Habby中野

裸の十九才のHabby中野のレビュー・感想・評価

裸の十九才(1970年製作の映画)
4.0
集団就職で東京に出た青年が、約50年前に引き起こした連続射殺事件。といっても、そんな前知識は自分にはなく、またそのようには描かれないためその社会に与えた衝撃や影響なんかはよくわからない。ただ、この映画が語らんとしていることがどのように大きなことなのかはわかる。
物語は事件そのものではなく、その背景。殺人を犯す人間の背後に存在する、これでもかというほど濃密な人生だ(それは事件の「経緯」とはちがう )。青年がどのように生まれ、育ったかを、親の代から濃く描き、彼がいかに働き、苦しんで生きて来たのか、いかに堕落していったのかを、あまりに生々しく苦しく、しかし同情をする隙さえ与えない距離を保ったまま、誰へでもない、言わばただ全てに対する哀しさだけを大いに語っている。

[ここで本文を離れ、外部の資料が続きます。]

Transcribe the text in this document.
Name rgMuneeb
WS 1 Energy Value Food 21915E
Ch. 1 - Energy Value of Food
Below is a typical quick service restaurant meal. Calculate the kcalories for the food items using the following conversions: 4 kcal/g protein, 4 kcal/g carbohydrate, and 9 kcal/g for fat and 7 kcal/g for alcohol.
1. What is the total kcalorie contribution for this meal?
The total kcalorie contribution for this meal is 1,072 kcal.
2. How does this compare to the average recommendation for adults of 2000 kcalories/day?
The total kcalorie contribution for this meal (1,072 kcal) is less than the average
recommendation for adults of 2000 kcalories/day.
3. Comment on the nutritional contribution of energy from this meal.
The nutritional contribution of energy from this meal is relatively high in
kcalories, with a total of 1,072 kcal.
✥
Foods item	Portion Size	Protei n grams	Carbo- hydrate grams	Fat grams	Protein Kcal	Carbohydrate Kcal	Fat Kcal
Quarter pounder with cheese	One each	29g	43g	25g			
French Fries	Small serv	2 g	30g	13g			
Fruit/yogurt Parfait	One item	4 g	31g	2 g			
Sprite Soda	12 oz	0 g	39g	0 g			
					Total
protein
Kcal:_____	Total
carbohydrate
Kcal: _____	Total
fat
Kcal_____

新藤が歴史の一事件から描き上げたのは、そこにある何か具体性をもつ社会的な問題ではなく(この個人的な人生の物語において、労働や家庭や社会的な問題などは話にならない。)、しかし我々が共感できる普遍的な人生でもなかった。
ただ強く投げつけられ、唖然とするしかなかったことに、ショックを受けた。
それに、彼の最後の、母への言葉はぼくを迷わせる。ぼくは「ごめん」と言うと思っていた。ちがったのだ。
何かに互換することのできない感情を憶えたけれど、特に解決方法が見つからない。